Sem pensar, murmurei:

- Eliot...

Mas parei imediatamente; era, no entanto, demasiado tarde. Joss inquiriu calmamente:

- Que tem Eliot?

- Não quero falar de Eliot.

- Foi ele que disse a Morris para vir ter comigo?

- Não sei.

- Não seria de admirar, sabes. Ele detesta-me. Faz sentido.

- Eu... eu acho que ele tem ciúmes de ti. Não gosta que sejas tão chegado a Grenville. Não lhe agrada ver Grenville tão teu amigo. E Baixei os olhos para a minha bebida, girando o copo entre os dedos e sentindo-me repentinamente nervosa. - Há mais uma coisa.

- Pela tua expressão poderia pensar-se que assassinaste alguém. De que se trata?

- É... a escrivaninha. A que tens lá em baixo, na tua oficina. Vi-a esta manhã, quando estavas ao telefone.

- Admirei-me que tivesses partido tão inesperadamente, à chuva. Que tem de especial?

- A escrivaninha e a cadeira Chippendale. Vieram de Boscarva.

- Sim, eu sei.

A calma de Joss chocou-me.

- Tiraste-as de lá, Joss?

- Tirei-as? Não, não as tirei, comprei-as.

- A quem?

- A um homem que tem uma loja de antiguidades em Fourbourne. Eu estivera num leilão há cerca de um mês e à volta passei por lá para o cumprimentar. Foi nessa altura que vi a escrivaninha e a cadeira. Nessa altura já conhecia todas as mobílias de Grenville e percebi que aquelas duas peças eram provenientes de Boscarva.

- Mas quem foi que as tirou?

- Lamento ter de reduzir a tua inocência a cacos, mas foi o teu primo Eliot.

- Mas Eliot não sabia nada acerca dessas peças.

- Eliot de certeza que sabia. Encontravam-se num dos sótãos, tanto quanto me lembro, e ele provavelmente imaginou que nunca ninguém daria pela sua falta.

- Mas porquê?.

- Parece que estamos no jogo da verdade. Porque Eliot, meu amor, minha querida criança, está cheio de dívidas até ao pescoço.
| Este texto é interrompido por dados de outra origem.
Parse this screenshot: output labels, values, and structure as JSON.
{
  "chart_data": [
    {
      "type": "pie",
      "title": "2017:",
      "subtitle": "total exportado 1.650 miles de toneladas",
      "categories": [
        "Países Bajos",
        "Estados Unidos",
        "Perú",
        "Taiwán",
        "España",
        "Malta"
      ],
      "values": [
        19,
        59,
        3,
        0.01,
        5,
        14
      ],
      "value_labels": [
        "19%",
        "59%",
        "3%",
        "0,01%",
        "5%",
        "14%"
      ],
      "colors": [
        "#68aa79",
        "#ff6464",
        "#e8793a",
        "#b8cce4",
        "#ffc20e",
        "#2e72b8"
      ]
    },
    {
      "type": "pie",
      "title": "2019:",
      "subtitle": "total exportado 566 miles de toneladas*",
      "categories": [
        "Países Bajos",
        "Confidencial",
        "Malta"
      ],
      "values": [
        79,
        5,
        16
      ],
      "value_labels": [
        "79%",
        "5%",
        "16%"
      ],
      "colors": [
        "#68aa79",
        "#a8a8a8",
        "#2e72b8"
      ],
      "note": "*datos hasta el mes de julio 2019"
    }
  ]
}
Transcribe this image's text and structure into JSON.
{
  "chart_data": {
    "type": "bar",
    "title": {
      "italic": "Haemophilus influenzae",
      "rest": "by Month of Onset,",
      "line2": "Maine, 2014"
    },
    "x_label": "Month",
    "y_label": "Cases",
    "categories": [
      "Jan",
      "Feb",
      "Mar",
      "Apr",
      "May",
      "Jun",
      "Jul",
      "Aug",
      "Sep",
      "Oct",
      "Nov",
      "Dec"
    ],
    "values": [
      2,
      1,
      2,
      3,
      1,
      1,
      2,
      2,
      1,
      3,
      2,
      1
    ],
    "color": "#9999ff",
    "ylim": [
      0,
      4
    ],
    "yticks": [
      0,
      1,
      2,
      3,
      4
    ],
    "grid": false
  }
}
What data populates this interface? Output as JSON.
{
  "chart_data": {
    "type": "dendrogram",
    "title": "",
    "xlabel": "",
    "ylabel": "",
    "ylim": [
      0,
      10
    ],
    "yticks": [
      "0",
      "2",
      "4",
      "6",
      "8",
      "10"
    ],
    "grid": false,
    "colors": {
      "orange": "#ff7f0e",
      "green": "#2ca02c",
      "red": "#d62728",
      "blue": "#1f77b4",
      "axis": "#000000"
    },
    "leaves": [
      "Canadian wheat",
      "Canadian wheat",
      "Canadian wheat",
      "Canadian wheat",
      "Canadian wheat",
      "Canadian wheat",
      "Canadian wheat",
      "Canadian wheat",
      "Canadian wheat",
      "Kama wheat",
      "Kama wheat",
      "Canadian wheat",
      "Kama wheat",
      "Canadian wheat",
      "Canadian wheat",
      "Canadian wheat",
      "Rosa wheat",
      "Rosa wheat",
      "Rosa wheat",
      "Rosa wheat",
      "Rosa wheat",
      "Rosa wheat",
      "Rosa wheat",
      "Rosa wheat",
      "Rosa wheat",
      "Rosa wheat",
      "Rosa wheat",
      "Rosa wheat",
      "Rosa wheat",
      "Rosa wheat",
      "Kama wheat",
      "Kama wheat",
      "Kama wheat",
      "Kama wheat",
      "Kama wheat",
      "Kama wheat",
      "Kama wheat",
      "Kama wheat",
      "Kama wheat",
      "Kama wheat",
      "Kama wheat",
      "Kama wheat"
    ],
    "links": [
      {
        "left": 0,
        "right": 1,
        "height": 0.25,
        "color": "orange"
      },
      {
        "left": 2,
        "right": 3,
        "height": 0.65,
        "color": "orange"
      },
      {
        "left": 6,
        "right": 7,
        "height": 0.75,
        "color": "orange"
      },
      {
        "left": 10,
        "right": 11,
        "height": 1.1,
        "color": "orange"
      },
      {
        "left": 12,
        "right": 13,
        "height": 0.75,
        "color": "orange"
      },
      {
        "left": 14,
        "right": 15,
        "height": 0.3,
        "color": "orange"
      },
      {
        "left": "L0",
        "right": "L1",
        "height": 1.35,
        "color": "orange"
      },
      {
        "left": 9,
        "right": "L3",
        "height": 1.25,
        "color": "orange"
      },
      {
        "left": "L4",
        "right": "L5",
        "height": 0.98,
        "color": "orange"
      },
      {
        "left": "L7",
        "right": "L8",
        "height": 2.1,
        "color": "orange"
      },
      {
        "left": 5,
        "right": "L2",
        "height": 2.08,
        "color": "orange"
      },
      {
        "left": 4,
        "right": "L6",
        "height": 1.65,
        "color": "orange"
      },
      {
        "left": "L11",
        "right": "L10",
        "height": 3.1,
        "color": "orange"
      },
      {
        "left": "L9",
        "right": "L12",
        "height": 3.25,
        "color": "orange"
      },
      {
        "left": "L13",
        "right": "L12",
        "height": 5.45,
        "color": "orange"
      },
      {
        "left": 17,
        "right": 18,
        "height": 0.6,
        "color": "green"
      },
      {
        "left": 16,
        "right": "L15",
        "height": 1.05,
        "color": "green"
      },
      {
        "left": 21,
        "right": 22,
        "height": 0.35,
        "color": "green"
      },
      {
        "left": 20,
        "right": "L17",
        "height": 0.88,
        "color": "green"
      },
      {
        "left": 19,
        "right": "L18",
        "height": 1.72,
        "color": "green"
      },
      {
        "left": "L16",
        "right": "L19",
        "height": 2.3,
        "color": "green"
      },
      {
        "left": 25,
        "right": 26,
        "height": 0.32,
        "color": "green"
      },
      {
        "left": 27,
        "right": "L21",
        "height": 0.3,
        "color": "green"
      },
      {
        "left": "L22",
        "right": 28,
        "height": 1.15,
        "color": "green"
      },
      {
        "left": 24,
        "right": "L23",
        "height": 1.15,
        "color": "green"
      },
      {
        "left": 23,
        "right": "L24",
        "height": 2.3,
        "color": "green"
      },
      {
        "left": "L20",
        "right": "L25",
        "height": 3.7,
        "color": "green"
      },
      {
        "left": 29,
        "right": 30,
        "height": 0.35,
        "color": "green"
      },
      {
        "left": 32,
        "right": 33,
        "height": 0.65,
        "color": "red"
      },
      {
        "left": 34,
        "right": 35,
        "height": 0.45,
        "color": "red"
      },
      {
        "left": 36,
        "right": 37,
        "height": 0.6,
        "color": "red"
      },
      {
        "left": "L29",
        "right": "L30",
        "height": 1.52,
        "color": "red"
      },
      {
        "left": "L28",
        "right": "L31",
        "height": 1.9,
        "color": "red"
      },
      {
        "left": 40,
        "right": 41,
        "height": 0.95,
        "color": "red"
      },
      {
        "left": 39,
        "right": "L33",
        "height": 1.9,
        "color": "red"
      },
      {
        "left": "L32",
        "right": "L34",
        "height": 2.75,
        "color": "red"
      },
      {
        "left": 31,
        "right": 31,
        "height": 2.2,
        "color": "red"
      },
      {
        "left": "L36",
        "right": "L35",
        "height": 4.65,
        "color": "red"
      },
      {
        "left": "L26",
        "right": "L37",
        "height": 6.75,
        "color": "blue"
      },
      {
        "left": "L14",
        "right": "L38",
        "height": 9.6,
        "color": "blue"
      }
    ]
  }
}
Antes de mais nada, a garagem dele foi financiada por Ernest Padlow, custou uma fortuna e tem estado a perder dinheiro ao longo dos últimos doze meses. Deus sabe o que Elliot poderá ter feito com cinquenta libras, uma simples gota no oceano ao que sabemos, mas talvez tenha precisado de uma quantia imediata para pagar alguma conta, apostar num cavalo ou algo do género... Não sei. Aqui só entre nós, não acho que devesse ser ele a gerir o seu próprio negócio. Mais valia que trabalhasse para outra pessoa qualquer, que recebesse um salário regular. Quem sabe uma noite, quando estiverem todos em Boscarva a tomar uma bebida, possas tentar convencê-lo.

- O sarcasmo não te fica bem.

- Eu sei, mas Eliot arrasa-me os nervos. Sempre o fez. Algo indefinido me fez sentir que devia defender Eliot, apresentar desculpas por ele.

- Ele pensa, de certa maneira, que Boscarva e tudo o que lá está dentro lhe pertence. Talvez não achasse que era... roubar.

- Quando é que deram pela falta das peças?

- Há uns dois dias atrás. Sabes, a escrivaninha pertenceu a minha mãe. Agora é minha. Essa a razão que nos levou a procurá-la.

- Malogradamente para Eliot.

- Sim.

- Imagino que Eliot tenha afirmado que fui eu que me apropriei delas.

- Sim - admiti, desconsoladamente.

- Que disse Grenville?

- Que tu nunca farias semelhante coisa.

- E assim houve mais uma discussão monumental, não é verdade?

- Sim.

Joss suspirou fundo. Ficámos em silêncio. O quarto começara de novo a ficar frio, pois o fogo estava quase extinto. Levantei-me e ia avivá-lo com mais um toro, quando Joss me fez parar.

- Deixa isso - disse.

Fitei-o, surpreendida. Terminou a sua bebida e pousou o copo vazio no chão a seu lado; a seguir empurrou o cobertor para o lado e começou a levantar-se cuidadosamente.

- Joss, não deves...

Corri para o seu lado, mas ele afastou-me, pondo-se de pé lenta e cautelosamente. Mal conseguiu, sorriu-me com ar triunfante, uma visão bizarra com as suas escoriações e hematomas, ligado com tiras de pano e de jeans amarrotados.

- À luta - respondeu.

- Joss, que vais fazer?

- Descobre-me uma camisa e um par de sapatos, vou vestir-me. E depois vamos lá abaixo, metemo-nos na carrinha e seguimos para Boscarva.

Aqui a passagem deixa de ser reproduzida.